As insurers continuously attempt to ease the providers’ burdens associated with amassed patient responsibility, they will aim for efficiency when estimating patient responsibility in advance or close to an encounter, says Josephs.

“Insurers are going to get creative and see if they can become the source of collection or funds of behalf of the patient to the providers,” Josephs states. “Insurers with their own HSA programs are potentially able to suppress those claims straight through and treat the HSA as if it’s simply another funding account to pay a claim and pay the provider which reduces the providers’ need to pursue and collect from the individual.”

By simply zooming in onto the consumer, such as specifically honing in on the need to know as close to the time of service or as far as possible in advance of service what the consumer owes a provider is says Josephs.

A creative approach to healthcare means physicians might incorporate newfangled approaches to widely accepted models as marketplace pricing involves more daily deals.

“Doctors will say I can’t go above my contracted rates, but I can potentially go below my contracted rates,” Josephs explains.

Fortunately, ensuring financial stability and control does not entail the passive twiddling of thumbs to see where the future of the healthcare industry is headed next. Reliable methods can be established immediately to ensure reliable payments, says Josephs.

Knowing what an individual owes as close to the time of service as possible, for instance, is key to ensure the seamless execution of reliable financial activity.

More Methods of Payment Mean Revenue Cycle Hindrances

A closer examination of the crystal ball reveals loss of revenue when challenges with the adoption of new technology hinder revenue capture.

The days of pulling out a checkbook are long gone.
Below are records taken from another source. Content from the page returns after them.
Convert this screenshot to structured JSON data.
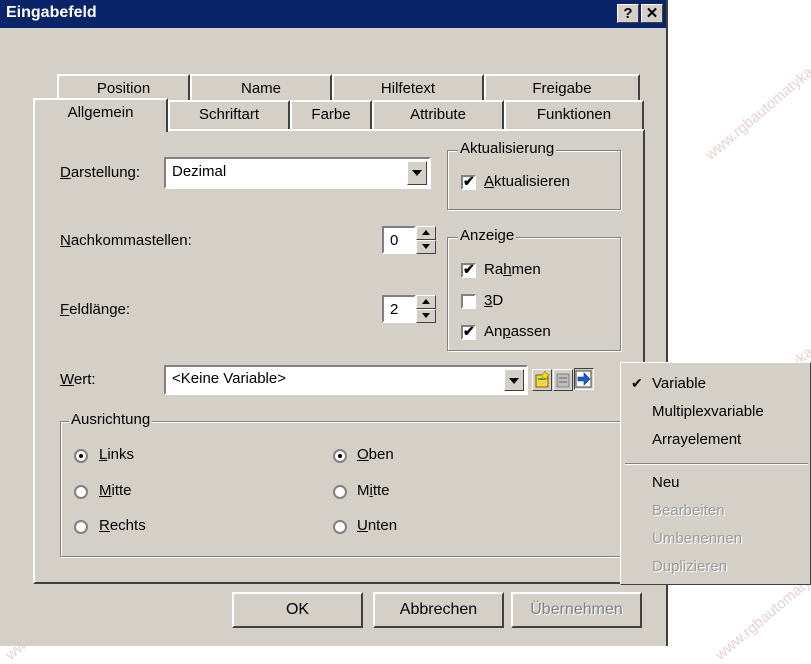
{
  "window": {
    "title": "Eingabefeld",
    "help_btn": "?",
    "close_btn": "✕"
  },
  "tabs": {
    "row1": [
      "Position",
      "Name",
      "Hilfetext",
      "Freigabe"
    ],
    "row2": [
      "Allgemein",
      "Schriftart",
      "Farbe",
      "Attribute",
      "Funktionen"
    ],
    "active": "Allgemein"
  },
  "form": {
    "darstellung_label": "Darstellung:",
    "darstellung_value": "Dezimal",
    "nachkomma_label": "Nachkommastellen:",
    "nachkomma_value": "0",
    "feldlaenge_label": "Feldlänge:",
    "feldlaenge_value": "2",
    "wert_label": "Wert:",
    "wert_value": "<Keine Variable>"
  },
  "aktualisierung": {
    "title": "Aktualisierung",
    "checkbox_label": "Aktualisieren",
    "checked": true
  },
  "anzeige": {
    "title": "Anzeige",
    "items": [
      {
        "label": "Rahmen",
        "checked": true
      },
      {
        "label": "3D",
        "checked": false
      },
      {
        "label": "Anpassen",
        "checked": true
      }
    ]
  },
  "ausrichtung": {
    "title": "Ausrichtung",
    "horizontal": [
      {
        "label": "Links",
        "selected": true
      },
      {
        "label": "Mitte",
        "selected": false
      },
      {
        "label": "Rechts",
        "selected": false
      }
    ],
    "vertical": [
      {
        "label": "Oben",
        "selected": true
      },
      {
        "label": "Mitte",
        "selected": false
      },
      {
        "label": "Unten",
        "selected": false
      }
    ]
  },
  "buttons": {
    "ok": "OK",
    "cancel": "Abbrechen",
    "apply": "Übernehmen"
  },
  "context_menu": {
    "items": [
      {
        "label": "Variable",
        "checked": true,
        "enabled": true
      },
      {
        "label": "Multiplexvariable",
        "enabled": true
      },
      {
        "label": "Arrayelement",
        "enabled": true
      },
      {
        "label": "Neu",
        "enabled": true
      },
      {
        "label": "Bearbeiten",
        "enabled": false
      },
      {
        "label": "Umbenennen",
        "enabled": false
      },
      {
        "label": "Duplizieren",
        "enabled": false
      }
    ]
  },
  "watermark": "www.rgbautomatyka.pl",
  "colors": {
    "titlebar": "#0a246a",
    "face": "#d4d0c8",
    "highlight": "#ffffff",
    "shadow": "#808080"
  }
}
The healthcare industry will not be immune from how consumers desire to pay, says Josephs.

However, with a variety of channels, form factors, and entry ways to capture payment information – HSA cards, FSA card, EMV chip cards, healthcare specific cards, personal checking accounts, debit accounts, credit cards, virtual wallets, Apple Pay, provider-based payments, online banking portal transactions, etc. – hospitals, doctors, and insurance companies must make sure enhanced security around this financial information, says Josephs.
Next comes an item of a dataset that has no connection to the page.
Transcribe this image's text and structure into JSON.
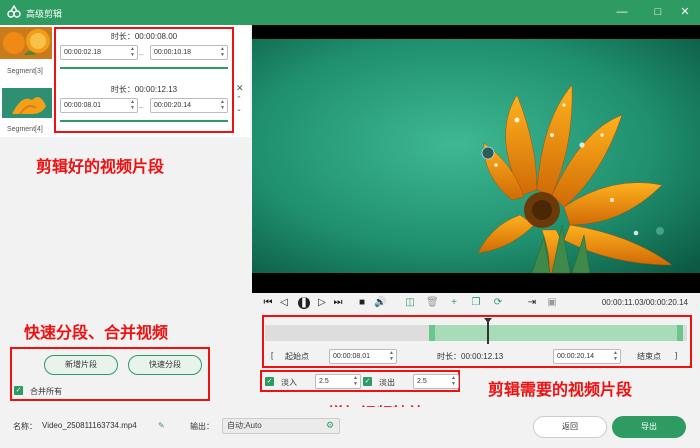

“Providers and insurance companies are going to have to capture and store more personal financial information,” states Josephs. “They will require enhanced financial information protection.”

Consumers are going to learn new behaviors from their regular interactions with merchants about how they want to pay, says Josephs.

“If you adjust to the way people want to pay you, it makes your ability to collect and accept payment easier,” maintains Josephs.

Returning to the crystal ball one last time, the spotlight now focuses on the art of engagement as a means of solving additional problems.

One of the greatest challenges providers face when collecting from patients is establishing a relationship with the patient that both reinforces the expectation that the patient is going to have to pay and establishes processes that make that as seamless as possible, says Josephs.

Financial incentives will continue to simultaneously evolve as more tools emerge within the market such as those that are health plan driven, provider driven, agnostic party driven or third party driven says Josephs. The aim of such incentives is to help consumers better shop, help providers attract volume, and allow employers to encourage their employees to seek the most appropriate care in the most appropriate setting, says Josephs.

“The wellness incentive trend can expand significantly beyond taking a wellness assessment and having labs drawn once a year into much more dynamic, tactical, episodic care-driven incentives from where it is right now,” says Josephs.

An awareness, recognition, and acknowledgement of the trifold individual with three hats means a successful revenue cycle management and a stunning future ahead for the healthcare industry at large.